Cette galerie de portraits de militants et élus de la fédération de Loire-Atlantique restitue la diversité des parcours au PS : itinéraires syndicaux pluriels (CGT, FO, CFDT, syndicalisme enseignant et paysan) ; générations, sociologies et espaces militants variés qui couvrent l’ensemble du spectre partisan du département ; engagements divers (féminisme, éducation populaire, focus sur les trajectoires des « chrétiens de gauche », ou plutôt des « chrétiens à gauche », dont l’empreinte est majeure dans l’Ouest) ; positions différenciées dans le parti (du « militant de base » à un des piliers de la fédé, Michel Audic, en passant par l’ancien député-maire de Nantes, Alain Chénard, ou la nouvelle génération des candidat-e-s du PS des années 2010.
François Caillaud, Acteurs du changement. 44 portraits de militants, Ed. de l’OURS 2014 150 p 15 €
Cette connaissance impressionniste du PS 44, saisi à travers 44 portraits, quoique très représentatifs, s’explique par l’origine du projet, soutenu par l’OURS (éditeur du livre).
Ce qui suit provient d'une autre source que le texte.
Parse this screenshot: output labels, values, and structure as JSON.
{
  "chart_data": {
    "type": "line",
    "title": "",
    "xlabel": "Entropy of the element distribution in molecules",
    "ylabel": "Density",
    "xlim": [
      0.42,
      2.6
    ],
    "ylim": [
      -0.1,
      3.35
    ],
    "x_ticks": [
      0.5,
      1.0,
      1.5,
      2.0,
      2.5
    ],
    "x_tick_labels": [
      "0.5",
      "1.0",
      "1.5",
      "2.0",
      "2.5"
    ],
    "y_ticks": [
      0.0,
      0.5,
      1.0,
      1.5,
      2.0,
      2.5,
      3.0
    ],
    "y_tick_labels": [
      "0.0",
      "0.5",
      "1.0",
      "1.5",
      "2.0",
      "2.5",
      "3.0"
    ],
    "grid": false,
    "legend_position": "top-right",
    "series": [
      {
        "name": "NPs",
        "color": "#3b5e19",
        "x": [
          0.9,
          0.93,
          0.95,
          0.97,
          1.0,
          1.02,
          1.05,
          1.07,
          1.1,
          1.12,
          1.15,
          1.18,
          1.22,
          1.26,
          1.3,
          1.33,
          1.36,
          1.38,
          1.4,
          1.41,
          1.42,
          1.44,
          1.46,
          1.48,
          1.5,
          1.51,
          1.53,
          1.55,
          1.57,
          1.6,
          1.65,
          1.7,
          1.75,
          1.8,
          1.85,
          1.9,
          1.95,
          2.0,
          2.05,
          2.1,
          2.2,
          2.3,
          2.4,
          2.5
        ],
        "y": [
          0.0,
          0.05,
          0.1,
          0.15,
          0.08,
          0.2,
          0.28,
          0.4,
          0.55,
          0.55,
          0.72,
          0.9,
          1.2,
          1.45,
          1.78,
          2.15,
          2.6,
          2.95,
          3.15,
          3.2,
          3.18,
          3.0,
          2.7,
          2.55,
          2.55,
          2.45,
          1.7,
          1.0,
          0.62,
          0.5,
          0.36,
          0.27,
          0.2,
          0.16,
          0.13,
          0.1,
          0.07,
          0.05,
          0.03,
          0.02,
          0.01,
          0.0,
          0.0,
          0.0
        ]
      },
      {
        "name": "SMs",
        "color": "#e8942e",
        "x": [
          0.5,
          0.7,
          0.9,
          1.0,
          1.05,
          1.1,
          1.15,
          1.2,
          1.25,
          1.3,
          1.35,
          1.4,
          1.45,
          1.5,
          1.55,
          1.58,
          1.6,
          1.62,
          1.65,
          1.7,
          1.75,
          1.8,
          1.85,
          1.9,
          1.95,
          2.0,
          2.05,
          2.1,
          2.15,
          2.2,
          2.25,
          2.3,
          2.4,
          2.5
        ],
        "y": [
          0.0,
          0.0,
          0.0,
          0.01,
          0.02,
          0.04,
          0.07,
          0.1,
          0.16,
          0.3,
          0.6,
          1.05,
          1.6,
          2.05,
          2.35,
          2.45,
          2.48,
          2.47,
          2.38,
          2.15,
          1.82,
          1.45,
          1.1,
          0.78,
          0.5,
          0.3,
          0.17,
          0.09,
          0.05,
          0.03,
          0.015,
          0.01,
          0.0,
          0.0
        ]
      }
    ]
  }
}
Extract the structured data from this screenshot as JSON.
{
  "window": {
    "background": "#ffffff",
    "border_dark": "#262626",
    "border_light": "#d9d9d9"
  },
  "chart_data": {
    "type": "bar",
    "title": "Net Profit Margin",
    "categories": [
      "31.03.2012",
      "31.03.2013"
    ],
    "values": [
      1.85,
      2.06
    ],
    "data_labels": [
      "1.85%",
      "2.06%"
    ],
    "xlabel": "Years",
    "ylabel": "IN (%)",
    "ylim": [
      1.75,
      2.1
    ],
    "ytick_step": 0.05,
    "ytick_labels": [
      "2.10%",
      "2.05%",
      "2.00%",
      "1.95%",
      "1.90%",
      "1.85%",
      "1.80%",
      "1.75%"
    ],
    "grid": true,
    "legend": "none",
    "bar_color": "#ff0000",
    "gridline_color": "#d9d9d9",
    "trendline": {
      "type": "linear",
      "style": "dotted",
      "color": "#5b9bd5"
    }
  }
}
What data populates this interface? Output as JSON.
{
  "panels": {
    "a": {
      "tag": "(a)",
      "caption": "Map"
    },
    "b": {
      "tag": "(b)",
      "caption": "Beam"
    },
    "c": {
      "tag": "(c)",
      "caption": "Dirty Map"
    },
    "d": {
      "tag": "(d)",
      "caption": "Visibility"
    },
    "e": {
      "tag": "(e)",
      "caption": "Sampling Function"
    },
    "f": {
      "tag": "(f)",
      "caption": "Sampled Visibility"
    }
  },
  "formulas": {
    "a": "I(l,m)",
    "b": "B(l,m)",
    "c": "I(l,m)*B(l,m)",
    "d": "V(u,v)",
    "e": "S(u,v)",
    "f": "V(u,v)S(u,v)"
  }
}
Pour l’essentiel, ces tranches de vie socialistes sont parues dans l’excellent organe fédéral, Ensemble, attaché à rappeler les disparitions des anciennes figures socialistes et à faire connaître les nouveaux visages du PS (une chance pour l’historien que de disposer de ces sources internes, fréquentes au temps de la SFIO). Car cette démarche s’inscrit dans un désir d’histoire, de réflexion sur son histoire, de la part de la fédé du PS 44, objet de plusieurs études[1].
Soulignons quelques limites de l’exercice, comme la survalorisation des entretiens oraux avec les militants, source première de l’auteur, ce qui laisse des angles morts dans les parcours. Très peu d’erreurs factuelles cependant dans ce livre qui remplit son objectif de cerner la singularité et le sens de ces engagements des « acteurs du changement » (une génération 2012 ?) dans un territoire marqué des mutations géopolitiques profondes : depuis le socialisme à visage urbain en 1977 qui accélère les lentes mutations de l’implantation du PS, des années 1968 au basculement du Conseil Général et du Conseil Régional en 2004. Le livre aborde peu les nouvelles têtes du PS, en recomposition depuis une décennie (un portrait de Johanna Rolland, maire de Nantes, aurait été une bonne idée), ce qui induit une féminisation et une professionnalisation des élus locaux.
L’attachement particulier aux trajectoires des espaces ruraux, pertinent au regard de la configuration locale (poids des syndicalistes paysans, y compris dans les réseaux d’élus), est assurément lié aux parcours des parents de l’auteur : Thérèse Caillaud (conseillère régionale PS en 1986) et Joseph Caillaud (JAC, CFTC, PSU, PS).
On regrettera l’absence d’une conclusion faisant la synthèse des trajectoires individuelles/trajectoires collectives, voire d’une bibliographie ou de données statistiques autorisant une radiographie militante de cette fédération, qui joue un rôle au plan national (notamment dans l’entourage de Jean-Marc Ayrault, auteur d’une préface neutre du livre, avec Marie-Françoise Clergeau ou Dominique Raimbourg). Mais l’exercice, très réussi, offre un témoignage vivant d’une organisation partisane qui produit de l’intelligence collective et dont les idées ou stratégies s’incarnent dans des hommes et des femmes aux engagements et pratiques caractérisés par la lutte contre les inégalités.
François Prigent
Article paru dans L’OURS 445, février 2015.
[1] Yves Laurent et François Naud, Le cœur et la passion. Chronique du parti socialiste en Loire-Inférieure (1936-1988), Ed. Crocus, 1988, 318 p. Sabine Prin, Les socialistes et la résistance en Loire-Inférieure, Ed. de l’OURS, 2008, 128 p. Alain Besson, Jean-Marc Ayrault, une ambition nantaise, Ed. Coiffard, 2004, 433 p.